Zeitung Heute : Fernseh-Talk im Kirchturm

Michael Burucker

Wie nennt man das Publikum der "ersten deutschen Kirchentalkshow" die "Phoenix" am Mittwoch ausstrahlte? Gemeinde? Andächtige? Sie jedenfalls wollen den arbeitsfreien Sonntag nicht missen, wer anderes will, sei "vom Teufel gebissen", reimen handgeschriebene Pappschilder. Anderes wollen die vom Teufel Gebissenen Günter Rexrodt und der Berliner Kaufhauskönig Peter Dussmann. Sie müssen deshalb, immer wenn sie die Worte "Sonntag" und "arbeiten" verwenden, geharnischte Buh-Rufe aus den Kirchenbänken ertragen.

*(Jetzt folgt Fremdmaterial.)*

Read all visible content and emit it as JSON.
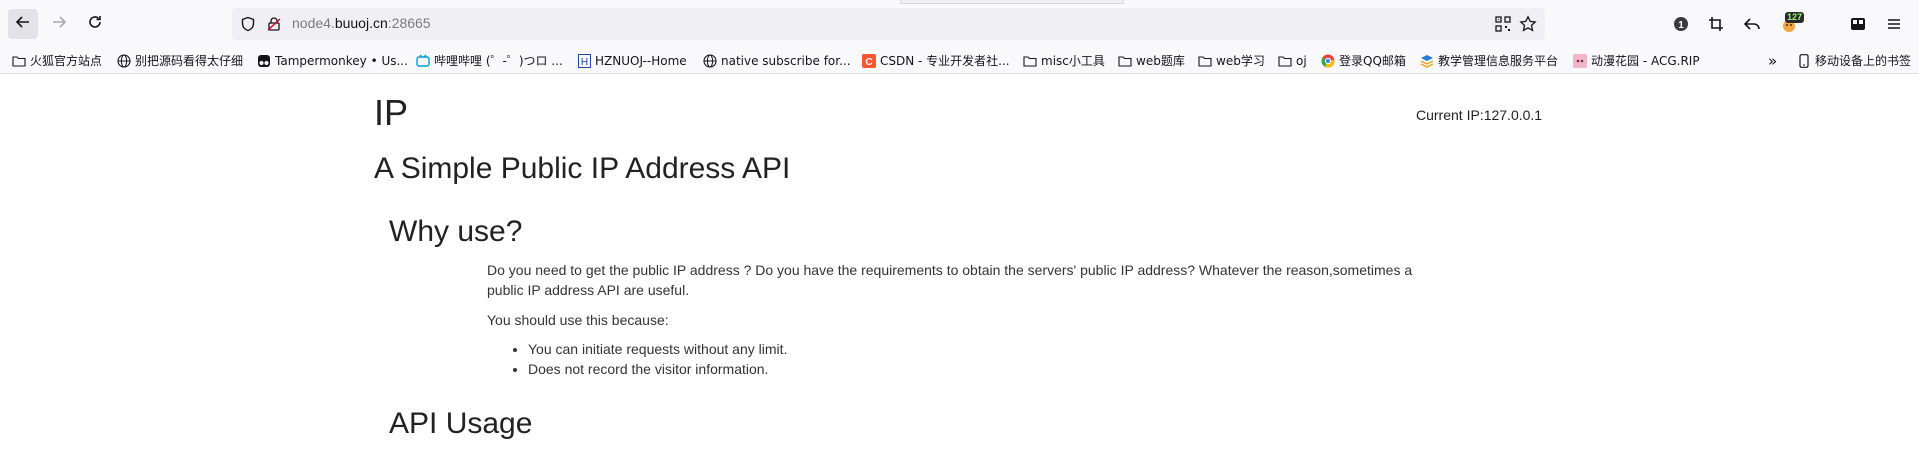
{
  "browser": {
    "url_prefix": "node4.",
    "url_host": "buuoj.cn",
    "url_suffix": ":28665",
    "extension_badge": "127"
  },
  "bookmarks": [
    {
      "label": "火狐官方站点",
      "icon": "folder-icon"
    },
    {
      "label": "别把源码看得太仔细",
      "icon": "globe-icon"
    },
    {
      "label": "Tampermonkey • Us...",
      "icon": "tampermonkey-icon"
    },
    {
      "label": "哔哩哔哩 (゜-゜)つロ ...",
      "icon": "bilibili-icon"
    },
    {
      "label": "HZNUOJ--Home",
      "icon": "h-icon"
    },
    {
      "label": "native subscribe for...",
      "icon": "globe-icon"
    },
    {
      "label": "CSDN - 专业开发者社...",
      "icon": "csdn-icon"
    },
    {
      "label": "misc小工具",
      "icon": "folder-icon"
    },
    {
      "label": "web题库",
      "icon": "folder-icon"
    },
    {
      "label": "web学习",
      "icon": "folder-icon"
    },
    {
      "label": "oj",
      "icon": "folder-icon"
    },
    {
      "label": "登录QQ邮箱",
      "icon": "chrome-icon"
    },
    {
      "label": "教学管理信息服务平台",
      "icon": "platform-icon"
    },
    {
      "label": "动漫花园 - ACG.RIP",
      "icon": "anime-icon"
    }
  ],
  "bookmarks_overflow_label": "»",
  "mobile_bookmarks_label": "移动设备上的书签",
  "page": {
    "title": "IP",
    "current_ip": "Current IP:127.0.0.1",
    "subtitle": "A Simple Public IP Address API",
    "why_heading": "Why use?",
    "why_paragraph": "Do you need to get the public IP address ? Do you have the requirements to obtain the servers' public IP address? Whatever the reason,sometimes a public IP address API are useful.",
    "should_use": "You should use this because:",
    "reasons": [
      "You can initiate requests without any limit.",
      "Does not record the visitor information."
    ],
    "usage_heading": "API Usage"
  }
}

Sollte daraus Gewohnheit werden, kommen auf Pastoren harte Zeiten zu. Nein, nicht an eine aseptische "Christiansen"-Runde, eher an eine alte, rauchgeschwängerte "Drei nach Neun"-Talkshow erinnert der rustikale Tisch mit der Wachstuchdecke, die Backsteinwände der hannoverschen Marktkirche und die lange Debatte zum Thema "Arbeit rund um die Uhr". Nur an Kirche erinnert nichts mehr. Das mag niemanden stören, sind Sakralbauten doch längst auch für den Raver eine "geile Location", haben einst Kreuzberger Hausbesetzer dort gestritten und bekanntermaßen hat eine deutsche Revolution mit konspirativen Kirchentreffs begonnen. Und kam nicht mit Jesus und den Pharisäern die überhaupt erste Talkshow aus dem Tempel? Hier aber schienen Ort, Thema und Mittel in einem offensichtlichen Missverhältnis zu stehen. Ziel der Kirchenoberen wie dem teilnehmenden EKD-Ratsvorsitzenden Manfred Kock ist es, mit dem Sonntag ein Refugium der Andacht, Stille und des Innehaltens zu bewahren und den Menschen vor der totalen Säkularisierung seiner Lebenswelt zu schützen.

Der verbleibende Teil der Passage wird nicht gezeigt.